Discovery of a 66 million year old dinosaur fetus


Scientists have discovered an extremely well preserved dinosaur embryo, at least 66 million years old, which was about to hatch like a bird does.

This fossil, oiraptorosaurus, discovered in Ganzhou, China, was named by researchers Baby Yingliang.

“It’s one of the best dinosaur embryos ever found,” he told AFP. Fion Waisum Ma, from University of Birmingham, co-author of the study published in iScience.

“Baby Yingliang” was found with his back bent, with his legs on either side of his head, which was facing his stomach. A place never seen before in dinosaurs, but is well known to birds.

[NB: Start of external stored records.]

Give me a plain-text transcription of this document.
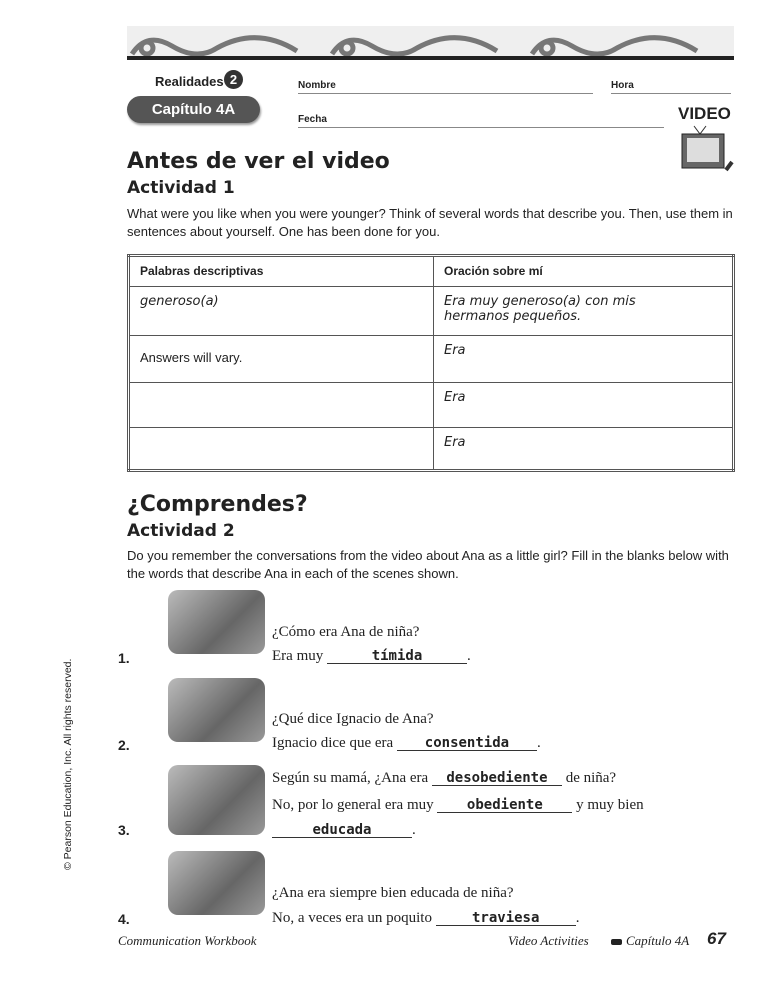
Realidades 2
Capítulo 4A
Nombre	Hora
Fecha	VIDEO
Antes de ver el video
Actividad 1
What were you like when you were younger? Think of several words that describe you. Then, use them in sentences about yourself. One has been done for you.
Palabras descriptivas	Oración sobre mí
generoso(a)	Era muy generoso(a) con mis hermanos pequeños.
Answers will vary.	Era
	Era
	Era
¿Comprendes?
Actividad 2
Do you remember the conversations from the video about Ana as a little girl? Fill in the blanks below with the words that describe Ana in each of the scenes shown.
© Pearson Education, Inc. All rights reserved.
1.
¿Cómo era Ana de niña?
Era muy	tímida	.
2.
¿Qué dice Ignacio de Ana?
Ignacio dice que era consentida .
3.
Según su mamá, ¿Ana era desobediente de niña?
No, por lo general era muy obediente y muy bien
educada	.
4.
¿Ana era siempre bien educada de niña?
No, a veces era un poquito	traviesa .
Communication Workbook	Video Activities	Capítulo 4A 67
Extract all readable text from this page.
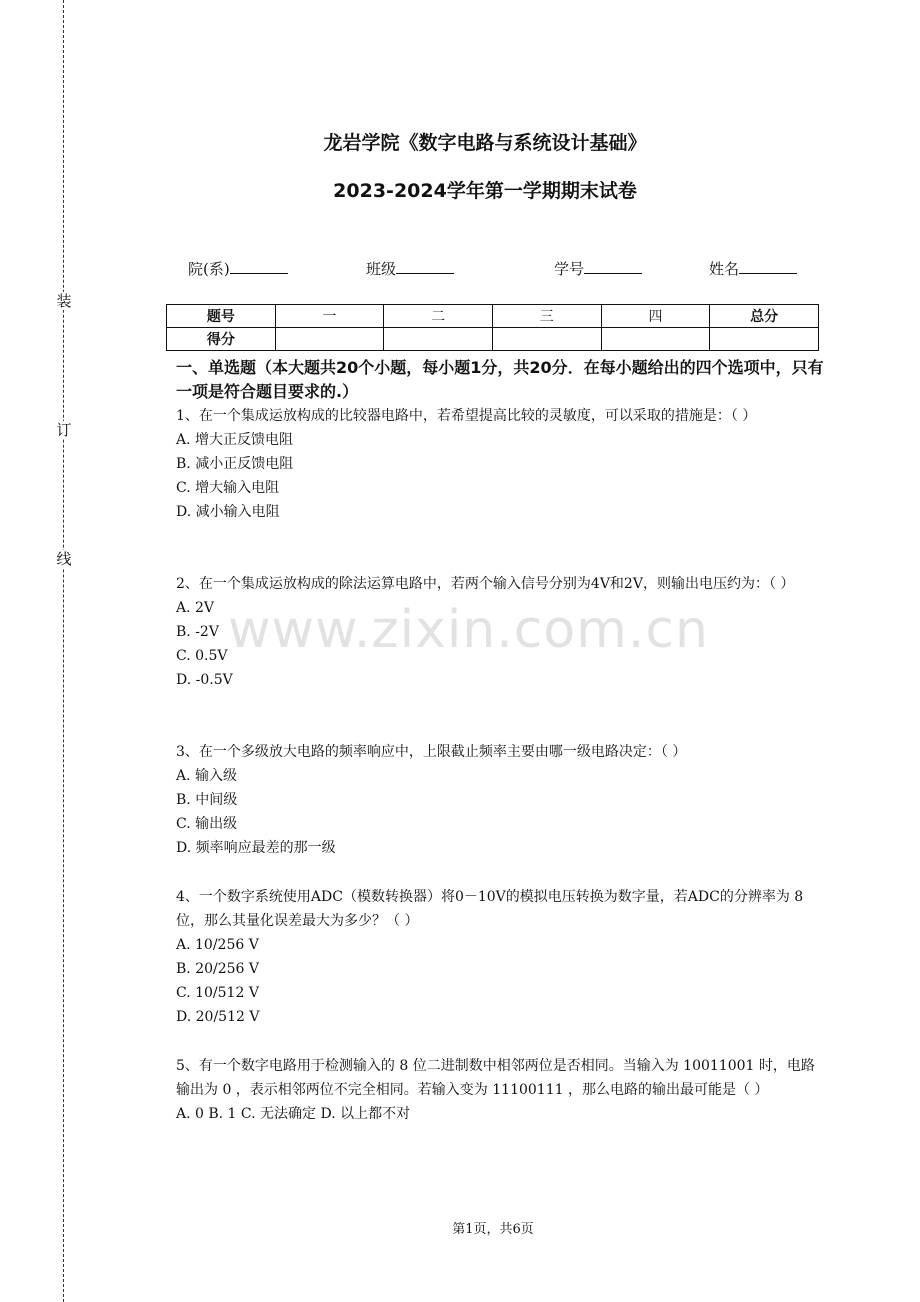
装
订
线
龙岩学院《数字电路与系统设计基础》
2023-2024学年第一学期期末试卷
院(系)	班级	学号	姓名
题号	一	二	三	四	总分
得分					
一、单选题（本大题共20个小题，每小题1分，共20分．在每小题给出的四个选项中，只有一项是符合题目要求的.）
1、在一个集成运放构成的比较器电路中，若希望提高比较的灵敏度，可以采取的措施是：（ ）
A. 增大正反馈电阻
B. 减小正反馈电阻
C. 增大输入电阻
D. 减小输入电阻
2、在一个集成运放构成的除法运算电路中，若两个输入信号分别为4V和2V，则输出电压约为：（ ）
A. 2V
B. -2V
C. 0.5V
D. -0.5V
3、在一个多级放大电路的频率响应中，上限截止频率主要由哪一级电路决定：（ ）
A. 输入级
B. 中间级
C. 输出级
D. 频率响应最差的那一级
4、一个数字系统使用ADC（模数转换器）将0－10V的模拟电压转换为数字量，若ADC的分辨率为 8 位，那么其量化误差最大为多少？（ ）
A. 10/256 V
B. 20/256 V
C. 10/512 V
D. 20/512 V
5、有一个数字电路用于检测输入的 8 位二进制数中相邻两位是否相同。当输入为 10011001 时，电路输出为 0 ，表示相邻两位不完全相同。若输入变为 11100111 ，那么电路的输出最可能是（ ）
A. 0 B. 1 C. 无法确定 D. 以上都不对
www.zixin.com.cn
第1页，共6页
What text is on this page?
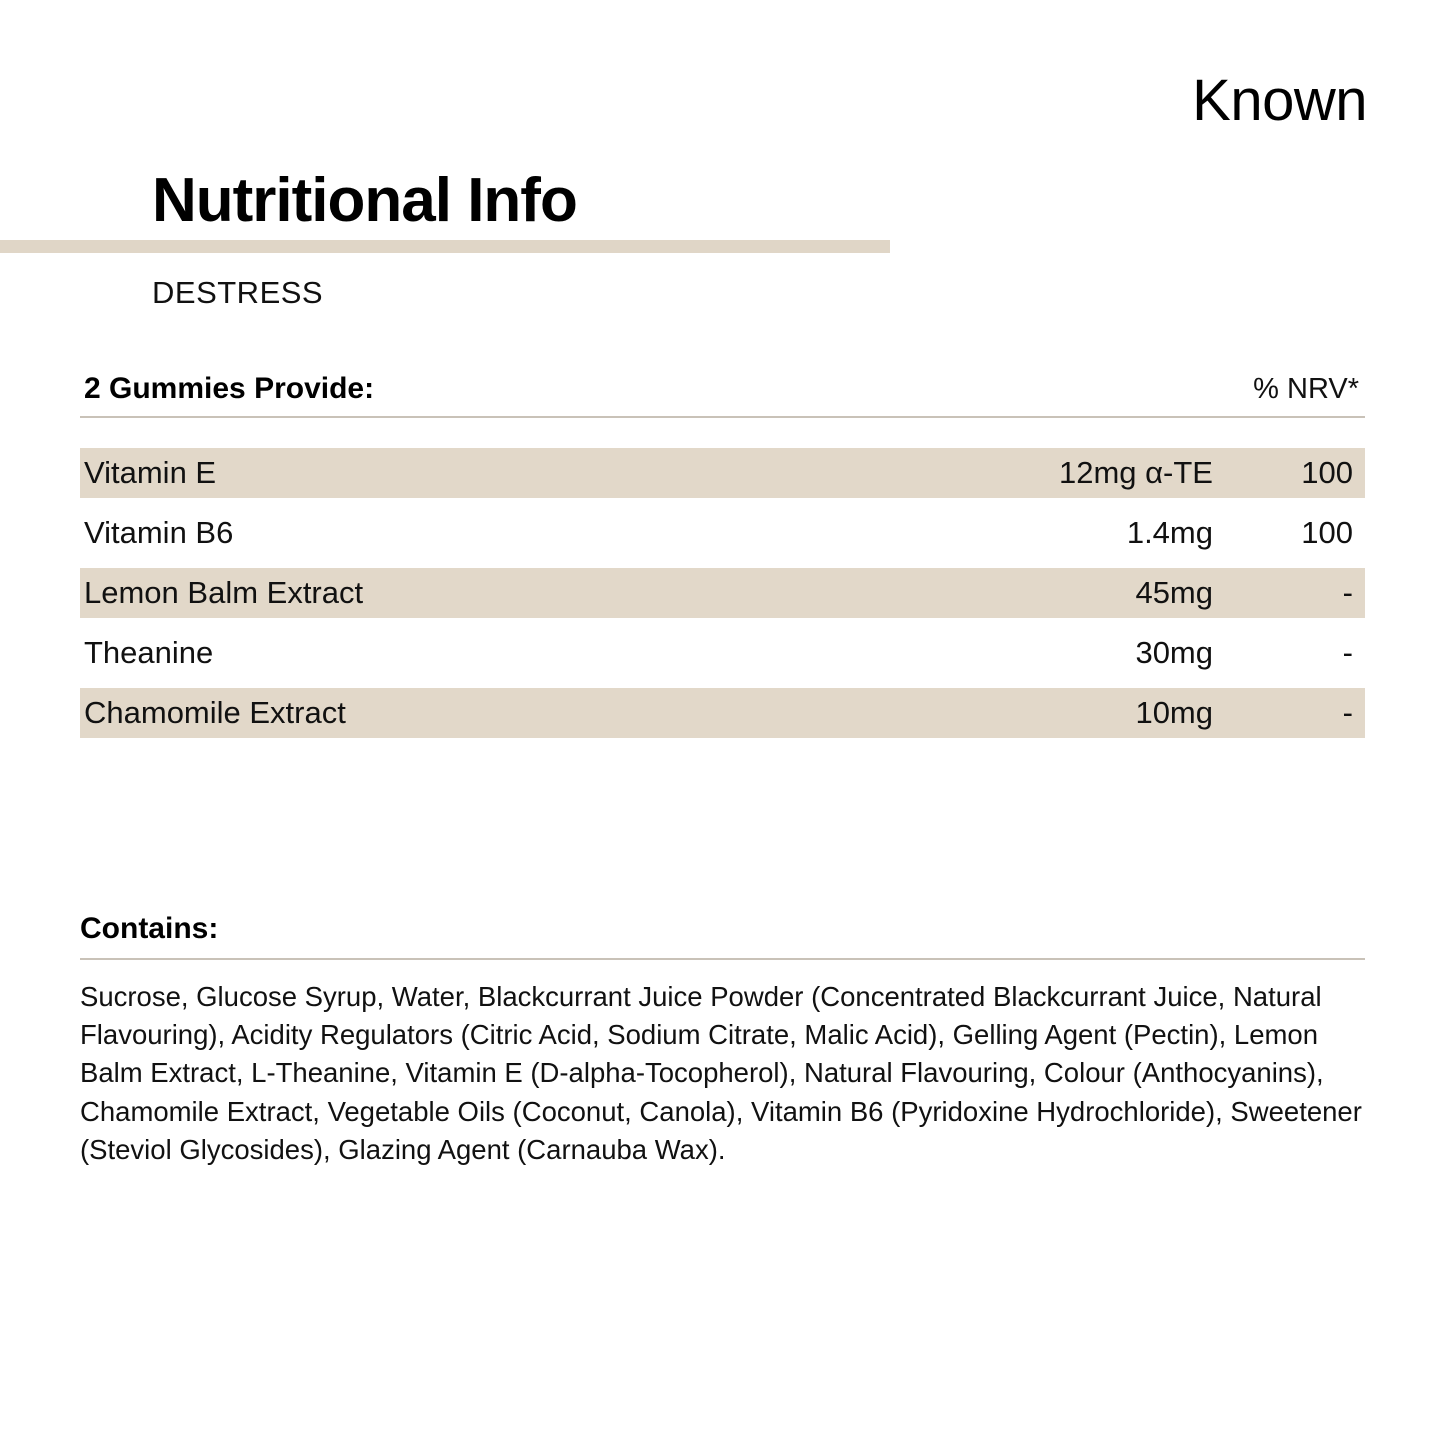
Known
Nutritional Info
DESTRESS
2 Gummies Provide:	% NRV*
Vitamin E	12mg α-TE	100
Vitamin B6	1.4mg	100
Lemon Balm Extract	45mg	-
Theanine	30mg	-
Chamomile Extract	10mg	-
Contains:
Sucrose, Glucose Syrup, Water, Blackcurrant Juice Powder (Concentrated Blackcurrant Juice, Natural Flavouring), Acidity Regulators (Citric Acid, Sodium Citrate, Malic Acid), Gelling Agent (Pectin), Lemon Balm Extract, L-Theanine, Vitamin E (D-alpha-Tocopherol), Natural Flavouring, Colour (Anthocyanins), Chamomile Extract, Vegetable Oils (Coconut, Canola), Vitamin B6 (Pyridoxine Hydrochloride), Sweetener (Steviol Glycosides), Glazing Agent (Carnauba Wax).
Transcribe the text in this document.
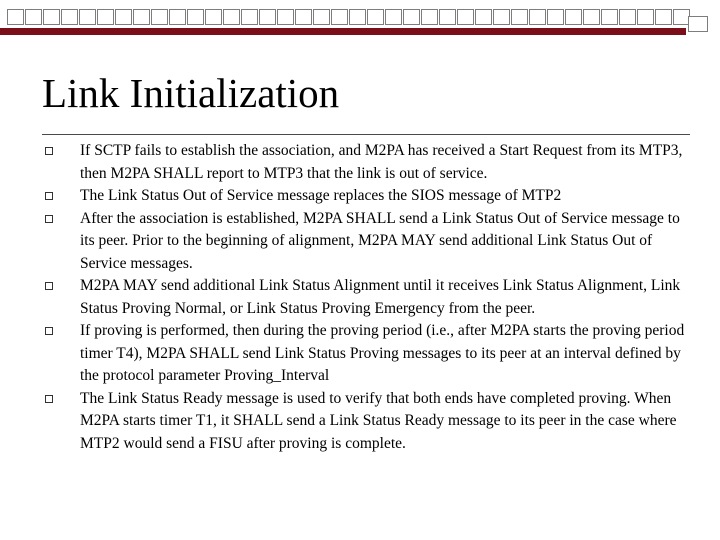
Link Initialization
If SCTP fails to establish the association, and M2PA has received a Start Request from its MTP3, then M2PA SHALL report to MTP3 that the link is out of service.
The Link Status Out of Service message replaces the SIOS message of MTP2
After the association is established, M2PA SHALL send a Link Status Out of Service message to its peer. Prior to the beginning of alignment, M2PA MAY send additional Link Status Out of Service messages.
M2PA MAY send additional Link Status Alignment until it receives Link Status Alignment, Link Status Proving Normal, or Link Status Proving Emergency from the peer.
If proving is performed, then during the proving period (i.e., after M2PA starts the proving period timer T4), M2PA SHALL send Link Status Proving messages to its peer at an interval defined by the protocol parameter Proving_Interval
The Link Status Ready message is used to verify that both ends have completed proving. When M2PA starts timer T1, it SHALL send a Link Status Ready message to its peer in the case where MTP2 would send a FISU after proving is complete.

As the chicks prepare to hatch, they stabilize their head under a feather as they pierce the shell with their beak. Fetuses that fail to settle in this position are more likely to have a failed birth.

“This shows that such behavior in modern birds has its origins in dinosaur ancestors,” says Fion Waisum Ma.

An alternative could be what crocodiles do, which adopt a sitting posture, with the head tilted only towards the stomach.

The oiraptorosaurs, whose name means “egg-stealing lizard”, were winged dinosaurs that lived in Asia and North America during the Late Cretaceous. They could have different beak shapes and different diets, and their size can range from that of a monkey to that of a giant eight-meter-long predator.

The “Baby Yingliang” measures 27 cm from head to tail and rests on a 17 cm long egg at the Yingliang Stone Museum of Natural History.

Scientists estimate that it is between 72 and 66 million years old and that it probably survived so well as a result of a landslide that buried it and protected it. .

This specimen was part of a group of many fossilized eggs that had been ignored for years. Investigators suspected that it may have contained a dinosaur, scraped part of the shell and found the “Baby Yingliang”.